Spur’s chief operating officer, Mark Farrelly says “We have provided all our franchisees a blueprint with regards to water saving measures and have made provision that we will always have water for all our patrons.”
The positive news is that businesses across the board are starting to take notice and make changes. Larger corporates are also becoming more self-sufficient – one such company being Sea Harvest.
“We have taken the company off the grid completely and are selling some of the water back into the municipal supply,” says Felix Ratheb, chief executive officer of the Sea Harvest Group.
“The drought is a national concern. There will be costs and disruptions to business. This is why it is imperative that all businesses nationally strategize now to ensure as little disruption as possible in the long term,” Westvig concludes.
“The drought is a national concern… it is imperative that all businesses nationally strategize now to ensure as little disruption as possible in the long term.”- Karl Westvig, Retail Capital.

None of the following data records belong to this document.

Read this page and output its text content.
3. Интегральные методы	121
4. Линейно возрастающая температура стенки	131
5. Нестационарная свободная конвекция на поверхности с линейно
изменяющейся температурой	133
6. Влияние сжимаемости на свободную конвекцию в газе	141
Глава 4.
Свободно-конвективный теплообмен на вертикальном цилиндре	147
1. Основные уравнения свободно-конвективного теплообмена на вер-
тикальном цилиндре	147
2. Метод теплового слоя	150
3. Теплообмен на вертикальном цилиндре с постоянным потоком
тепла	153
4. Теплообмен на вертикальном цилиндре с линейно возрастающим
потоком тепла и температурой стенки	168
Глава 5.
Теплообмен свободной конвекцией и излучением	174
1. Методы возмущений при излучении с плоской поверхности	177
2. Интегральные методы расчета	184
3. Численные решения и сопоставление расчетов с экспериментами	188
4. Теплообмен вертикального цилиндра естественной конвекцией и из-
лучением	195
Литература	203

With the reality of a looming Day Zero in the Western Cape, individuals, families and corporates across the board are doing what they can to reduce water as much as possible, to avoid the taps running dry.

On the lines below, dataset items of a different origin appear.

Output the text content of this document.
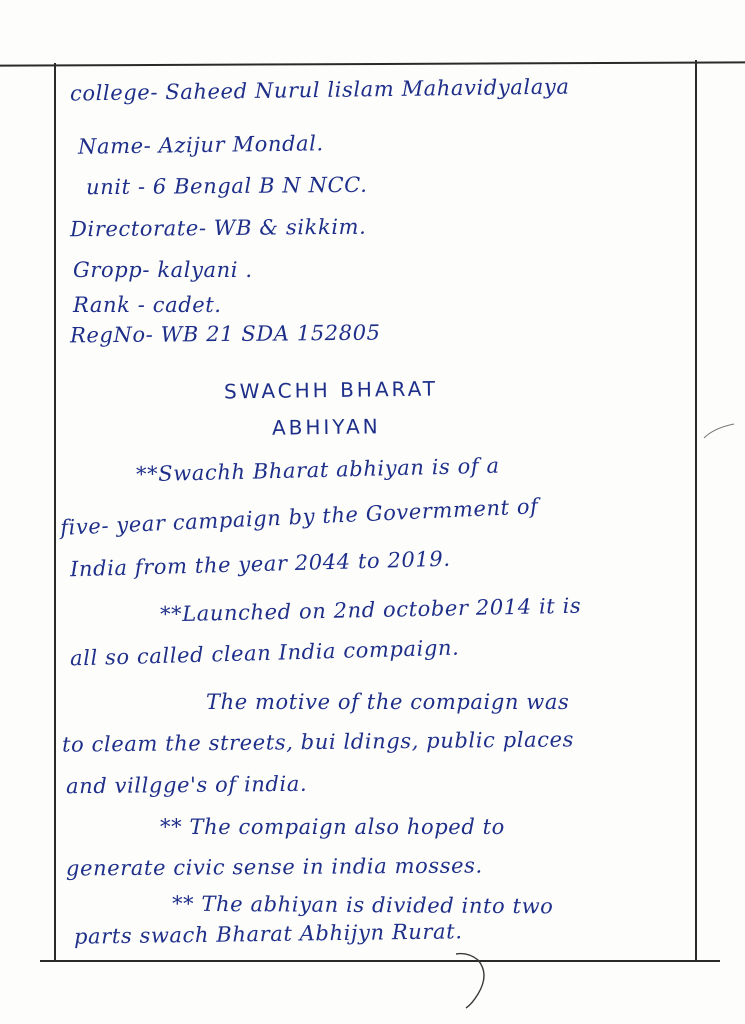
college- Saheed Nurul lislam Mahavidyalaya
Name- Azijur Mondal.
unit - 6 Bengal B N NCC.
Directorate- WB & sikkim.
Gropp- kalyani .
Rank - cadet.
RegNo- WB 21 SDA 152805
SWACHH BHARAT
ABHIYAN
**Swachh Bharat abhiyan is of a
five- year campaign by the Govermment of
India from the year 2044 to 2019.
**Launched on 2nd october 2014 it is
all so called clean India compaign.
The motive of the compaign was
to cleam the streets, bui ldings, public places
and villgge's of india.
** The compaign also hoped to
generate civic sense in india mosses.
** The abhiyan is divided into two
parts swach Bharat Abhijyn Rurat.
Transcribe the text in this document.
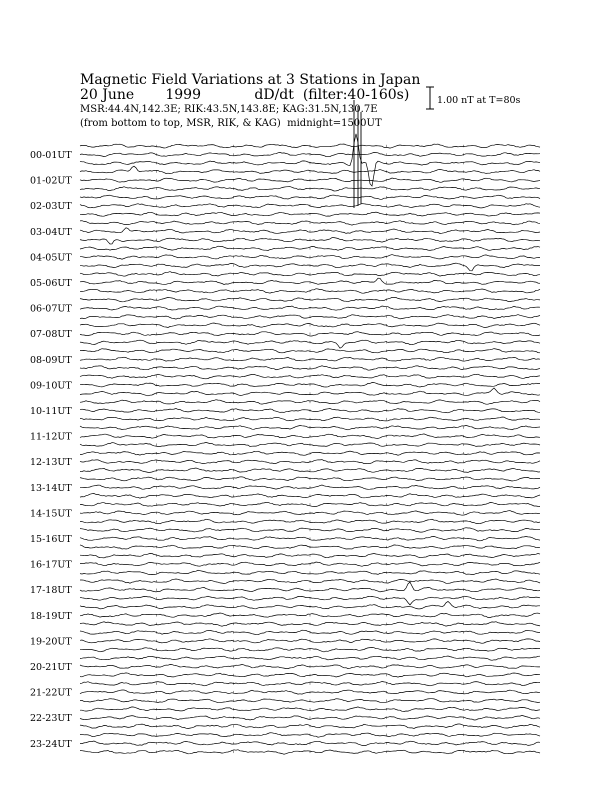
Magnetic Field Variations at 3 Stations in Japan
20 June 1999	dD/dt (filter:40-160s)
MSR:44.4N,142.3E; RIK:43.5N,143.8E; KAG:31.5N,130.7E
(from bottom to top, MSR, RIK, & KAG) midnight=1500UT
1.00 nT at T=80s
00-01UT
01-02UT
02-03UT
03-04UT
04-05UT
05-06UT
06-07UT
07-08UT
08-09UT
09-10UT
10-11UT
11-12UT
12-13UT
13-14UT
14-15UT
15-16UT
16-17UT
17-18UT
18-19UT
19-20UT
20-21UT
21-22UT
22-23UT
23-24UT
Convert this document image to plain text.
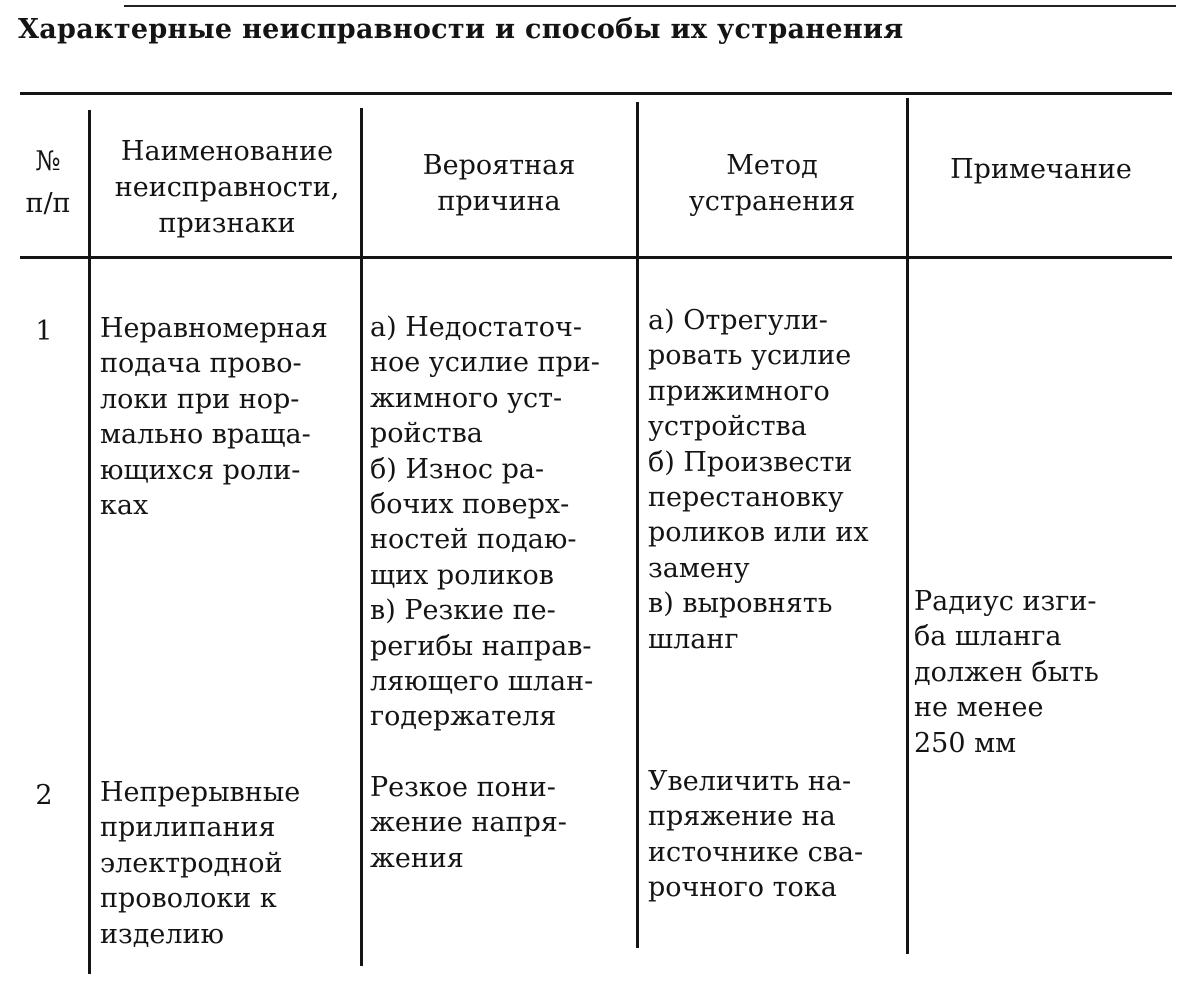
Характерные неисправности и способы их устранения
№
п/п
Наименование
неисправности,
признаки
Вероятная
причина
Метод
устранения
Примечание
1	Неравномерная
подача прово-
локи при нор-
мально враща-
ющихся роли-
ках
а) Недостаточ-
ное усилие при-
жимного уст-
ройства
б) Износ ра-
бочих поверх-
ностей подаю-
щих роликов
в) Резкие пе-
регибы направ-
ляющего шлан-
годержателя
а) Отрегули-
ровать усилие
прижимного
устройства
б) Произвести
перестановку
роликов или их
замену
в) выровнять
шланг
Радиус изги-
ба шланга
должен быть
не менее
250 мм
2	Непрерывные
прилипания
электродной
проволоки к
изделию
Резкое пони-
жение напря-
жения
Увеличить на-
пряжение на
источнике сва-
рочного тока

The Eastern Cape is also facing its own battle, with the Xilinxa dam that serves the Butterworth area at 5.2% capacity, the Mhlanga dam that feeds the Tambo district at 6.55% and the Nqweba dam that aids Graaff-Reinet at 11.4 there is very little water saving trickling through the province. One of the biggest concerns with the drop in water levels of the Kouga Dam to 7,4% capacity is the fact that it is the only source of water for Gamtoos Valley, an agricultural industry area that produces 50% of South Africa’s citrus fruits. The dam is expected to run dry by March 2018.
And in Gauteng, residents are being urged to protect their own dwindling resource.